Participation in recreational activities gives meaning to the lives of people of all ages. For 3.4 million Australians – some 25-30% of our population – recreational fishing is a favoured activity. Like many recreational activities, the benefits of fishing are both psychological and physiological, providing the participant with the opportunity to rest, relax, enjoy nature and socialise in the outdoors. For people with a disability, it is especially important that their disability does not stop them from participating in their favourite recreational activities. TADVIC Cooperative, which custom makes equipment for people with disabilities, successfully applied to the Trust for a grant of $7,500 to develop 10 prototypes of a one-handed fishing kit.

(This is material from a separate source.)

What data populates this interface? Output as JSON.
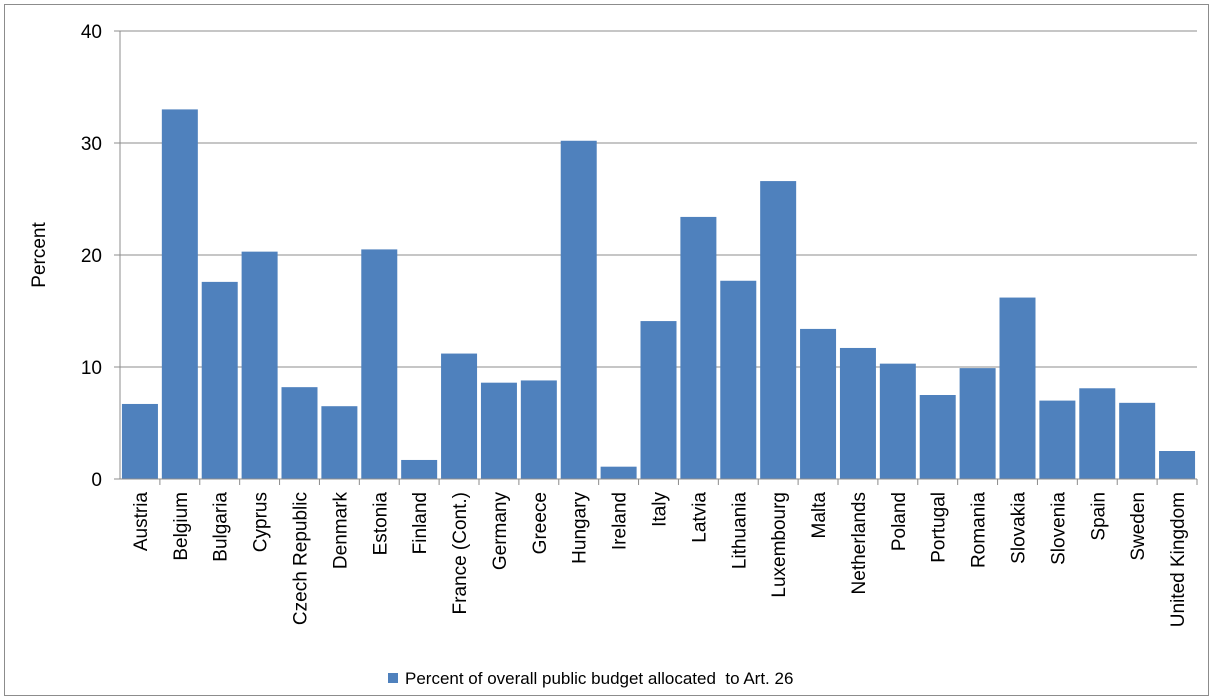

Over the years, TADVIC, through its technical volunteers, have assisted many people with disabilities to continue fishing with a variety of different equipment pieces. Over half of these keen fishing fans have the use of only one arm through injury or illness, which makes fishing with conventional gear impossible. However, developing a device from scratch each time is not an effective use of a volunteer’s time. The grant will enable TADVIC to set up a team of volunteers to work with a therapist to develop standardised prototypes of one-armed fishing kits which can be adapted to meet individual needs.
There are several tasks in the process of fishing which are impossible for someone with the use of only one arm to perform unaided including: holding the rod, threading and tying the fishing hook to the line, attaching bait, reeling in and casting out the line, and removing the hook from the fish. The kit will provide the means for the person to carry out these tasks alone. Ten prototypes will be stored with TADVIC’s central office and will be available for adaptation to meet a person’s individual needs if required.